Chloe Benjamin's novel, The Immortalists, was our Best of the Month for January. An extraordinary book about love, loss, and what it really means to live, The Immortalists is a popular favorite among the Amazon Editors, who were riveted by Benjamin's story of four siblings who are irrevocably changed by learning (or being told, at any rate) exactly when each of them will die.
Benjamin is not yet 30 years old, but her writing and wisdom suggest that she has many more years of experience as a reader and a novelist than her age indicates. We asked her which authors had taught her the most about her craft, that this is what she told us.
Chloe Benjamin: I was a reader before I was a writer—and because I couldn’t take creative writing classes until college, authors were my first teachers.

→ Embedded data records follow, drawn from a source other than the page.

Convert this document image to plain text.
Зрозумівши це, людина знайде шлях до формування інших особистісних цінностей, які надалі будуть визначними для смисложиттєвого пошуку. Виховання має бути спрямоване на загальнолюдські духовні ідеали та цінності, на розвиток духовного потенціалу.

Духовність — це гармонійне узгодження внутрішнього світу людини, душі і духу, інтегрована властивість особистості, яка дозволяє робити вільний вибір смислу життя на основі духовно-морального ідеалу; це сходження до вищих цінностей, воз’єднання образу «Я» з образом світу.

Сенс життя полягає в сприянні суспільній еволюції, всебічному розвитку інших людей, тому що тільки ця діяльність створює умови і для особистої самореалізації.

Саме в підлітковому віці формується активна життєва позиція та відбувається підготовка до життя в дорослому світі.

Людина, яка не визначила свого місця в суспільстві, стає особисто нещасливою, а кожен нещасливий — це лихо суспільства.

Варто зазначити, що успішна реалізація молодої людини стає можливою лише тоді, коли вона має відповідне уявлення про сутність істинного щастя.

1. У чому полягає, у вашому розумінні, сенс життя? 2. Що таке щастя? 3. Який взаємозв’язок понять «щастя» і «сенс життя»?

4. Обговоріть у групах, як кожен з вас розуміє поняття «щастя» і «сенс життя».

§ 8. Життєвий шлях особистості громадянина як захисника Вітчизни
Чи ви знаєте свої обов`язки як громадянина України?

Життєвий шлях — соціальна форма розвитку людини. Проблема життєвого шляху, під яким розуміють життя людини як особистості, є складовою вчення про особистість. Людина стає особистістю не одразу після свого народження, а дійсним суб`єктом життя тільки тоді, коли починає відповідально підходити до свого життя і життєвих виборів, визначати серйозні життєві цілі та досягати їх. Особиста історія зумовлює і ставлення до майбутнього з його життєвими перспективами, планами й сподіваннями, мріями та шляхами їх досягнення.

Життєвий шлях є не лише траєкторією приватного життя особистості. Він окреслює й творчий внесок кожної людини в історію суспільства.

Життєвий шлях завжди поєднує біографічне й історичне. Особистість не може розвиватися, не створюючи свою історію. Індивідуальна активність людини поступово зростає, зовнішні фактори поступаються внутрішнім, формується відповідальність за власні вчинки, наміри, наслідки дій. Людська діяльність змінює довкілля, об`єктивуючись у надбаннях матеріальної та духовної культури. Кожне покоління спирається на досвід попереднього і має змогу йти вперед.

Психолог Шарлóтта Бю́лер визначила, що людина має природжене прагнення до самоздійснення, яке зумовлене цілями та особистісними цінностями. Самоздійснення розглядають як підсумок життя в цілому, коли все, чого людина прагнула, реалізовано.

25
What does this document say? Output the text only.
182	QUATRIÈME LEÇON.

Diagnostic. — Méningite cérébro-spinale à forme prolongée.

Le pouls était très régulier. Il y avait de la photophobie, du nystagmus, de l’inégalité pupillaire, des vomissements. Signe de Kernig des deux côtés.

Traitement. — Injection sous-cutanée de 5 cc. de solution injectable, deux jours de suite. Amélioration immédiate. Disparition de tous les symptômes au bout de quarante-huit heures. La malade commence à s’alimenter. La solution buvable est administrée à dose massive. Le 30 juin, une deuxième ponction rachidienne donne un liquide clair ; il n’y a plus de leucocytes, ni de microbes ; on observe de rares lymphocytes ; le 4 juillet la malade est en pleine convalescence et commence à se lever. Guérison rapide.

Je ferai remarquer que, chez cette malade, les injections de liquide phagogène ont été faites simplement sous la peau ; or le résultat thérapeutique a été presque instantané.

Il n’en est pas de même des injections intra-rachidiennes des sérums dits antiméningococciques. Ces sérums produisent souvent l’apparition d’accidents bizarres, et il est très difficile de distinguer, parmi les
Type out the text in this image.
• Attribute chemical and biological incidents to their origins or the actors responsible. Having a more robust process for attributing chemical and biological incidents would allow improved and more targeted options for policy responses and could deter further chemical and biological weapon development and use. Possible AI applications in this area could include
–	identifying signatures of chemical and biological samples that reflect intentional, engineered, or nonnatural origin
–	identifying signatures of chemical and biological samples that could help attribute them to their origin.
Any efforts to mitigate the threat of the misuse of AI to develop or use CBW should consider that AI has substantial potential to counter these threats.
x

During childhood, I went to the library with my mom and brother every week, emerging with tote bags full of books. Later, I devoured Young Adult classics like A Wrinkle in Time, The Giver, and of course, Harry Potter, then newly-released. In high school, I began to notate while reading, absorbing nitty-gritty craft elements as well as how to develop character and pace plot. Here are five authors who particularly influenced me.
1. Phillip Pullman: It’s safe to say His Dark Materials changed my life as well as my writing. In Pullman’s lush and meticulously detailed trilogy, which follows young Lyra Belacqua as she moves between parallel universes in search of the secret of consciousness, I found an inspiring girl heroine and an endlessly rich intellectual challenge. The questions Pullman poses about religion, morality and human being are always complex, never didactic—and they’ve influenced my own fascination with spirituality, knowledge and purpose. I reread His Dark Materials every five or ten years, and I’m so giddy about The Book of Dust that I haven’t been able to bring myself to open it!
3. Vladimir Nabokov: Few writers take as much visible pleasure in language as Nabokov, who learned English as a child but didn’t begin to write in it until he was nearly forty. I first read Lolita, in which Nabokov is acrobatic and irreverent (“Picnic, lighting”), swanning, painterly, and yes, arrogant—but somehow, he gets away with all of it, and shows us just how elastic language can be.
4. Kiese Laymon: When I arrived at Vassar College in 2006, I knew I wanted to be an English major, but I couldn’t have imagined how profoundly I would be influenced by my advisor, Kiese Laymon. Kiese is producing the kind of writing our country needs to read: clear-eyed, fearless, muscular work on race and gender, North and South, love and violence. Kiese challenged us students to move outside our comfort zones as writers and readers, and his exhortations to read and reread, practice and revise—literally, to re-see our work again and again—will always stay with me. The author of a novel, Long Division, and the essay collection How to Slowly Kill Yourself and Others in America, Kiese has a memoir (Heavy) and a novel (And So On) forthcoming from Scriber.